Nach dem Gesagten ist der Rekurs abzuweisen. Auf die Erhebung von Gerichtskosten wird umständehalber verzichtet.

 

 

Demgemäss erkennt das Verwaltungsgericht (Dreiergericht):

 

://:        Der Rekurs wird abgewiesen.

 

            Auf die Erhebung von Gerichtskosten wird umständehalber verzichtet.

 

            Mitteilung an:

-       Rekurrentin

-       Departement für Wirtschaft, Soziales und Umwelt (WSU)

-       Regierungsrat

 

APPELLATIONSGERICHT BASEL-STADT

 

Der a.o.
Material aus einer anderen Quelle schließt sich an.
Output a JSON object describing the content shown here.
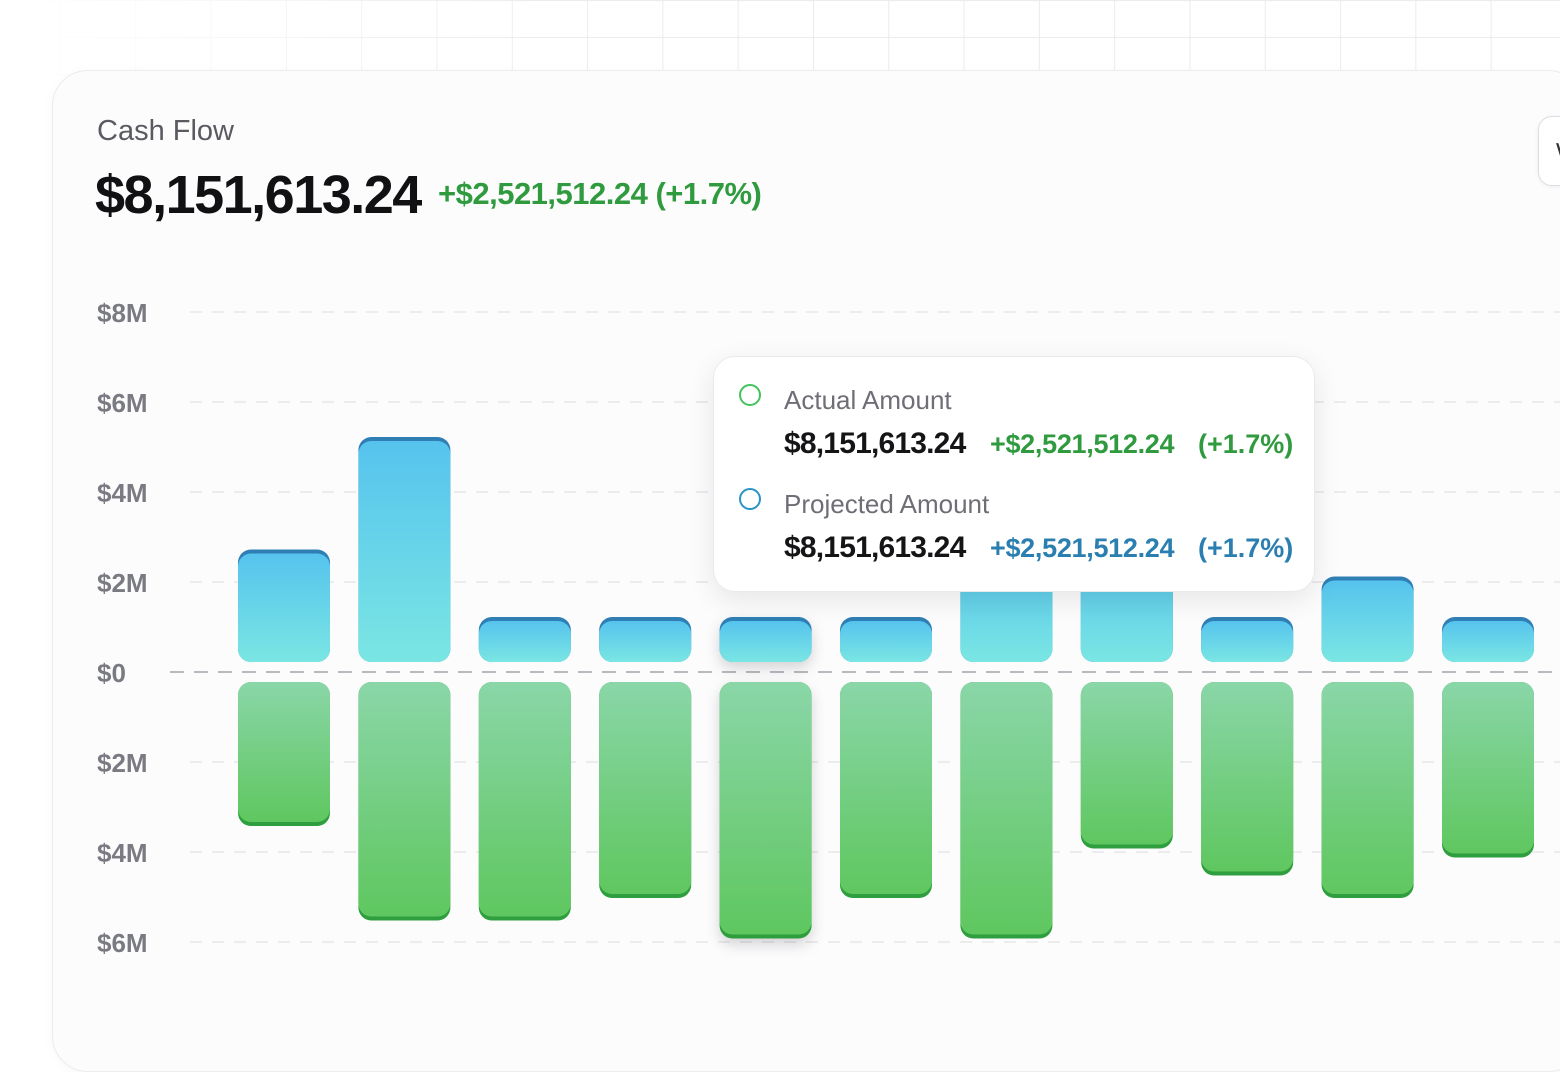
{
  "card": {
    "title": "Cash Flow",
    "total_value": "$8,151,613.24",
    "total_change": "+$2,521,512.24 (+1.7%)"
  },
  "tooltip": {
    "actual": {
      "label": "Actual Amount",
      "value": "$8,151,613.24",
      "change": "+$2,521,512.24",
      "percent": "(+1.7%)"
    },
    "projected": {
      "label": "Projected Amount",
      "value": "$8,151,613.24",
      "change": "+$2,521,512.24",
      "percent": "(+1.7%)"
    }
  },
  "colors": {
    "projected_top": "#56c3ee",
    "projected_bottom": "#7ae6e3",
    "projected_cap": "#2f7fb4",
    "actual_top": "#8ad6a8",
    "actual_bottom": "#5fc75f",
    "actual_cap": "#2e9e3e",
    "positive_text": "#2f9a3e",
    "projected_text": "#2a7fb0"
  },
  "chart_data": {
    "type": "bar",
    "y_tick_labels": [
      "$8M",
      "$6M",
      "$4M",
      "$2M",
      "$0",
      "$2M",
      "$4M",
      "$6M"
    ],
    "y_tick_values": [
      8,
      6,
      4,
      2,
      0,
      -2,
      -4,
      -6
    ],
    "ylim": [
      -6,
      8
    ],
    "y_unit": "millions USD",
    "grid": true,
    "highlighted_index": 4,
    "series": [
      {
        "values": [
          2.5,
          5.0,
          1.0,
          1.0,
          1.0,
          1.0,
          2.5,
          2.5,
          1.0,
          1.9,
          1.0
        ]
      },
      {
        "values": [
          -3.2,
          -5.3,
          -5.3,
          -4.8,
          -5.7,
          -4.8,
          -5.7,
          -3.7,
          -4.3,
          -4.8,
          -3.9
        ]
      }
    ]
  }
}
Gerichtsschreiber

 

 

BLaw Andreas Callierotti

 

 

 

 

Rechtsmittelbelehrung

 

Gegen diesen Entscheid kann unter den Voraussetzungen von Art. 82 ff. des Bundesgerichtsgesetzes (BGG) innert 30 Tagen seit schriftlicher Eröffnung Beschwerde in öffentlich-rechtlichen Angelegenheiten erhoben werden. Die Beschwerdeschrift ist fristgerecht dem Bundesgericht (1000 Lausanne 14) einzureichen. Für die Anforderungen an deren Inhalt wird auf Art. 42 BGG verwiesen. Über die Zulässigkeit des Rechtsmittels entscheidet das Bundesgericht.

 

Ob an Stelle der Beschwerde in öffentlich-rechtlichen Angelegenheiten ein anderes Rechtsmittel in Frage kommt (z.B. die subsidiäre Verfassungsbeschwerde an das Bundesgericht gemäss Art. 113 BGG), ergibt sich aus den anwendbaren gesetzlichen Bestimmungen. Wird sowohl Beschwerde in öffentlich-rechtlichen Angelegenheiten als auch Verfassungsbeschwerde erhoben, sind beide Rechtsmittel in der gleichen Rechtsschrift einzureichen.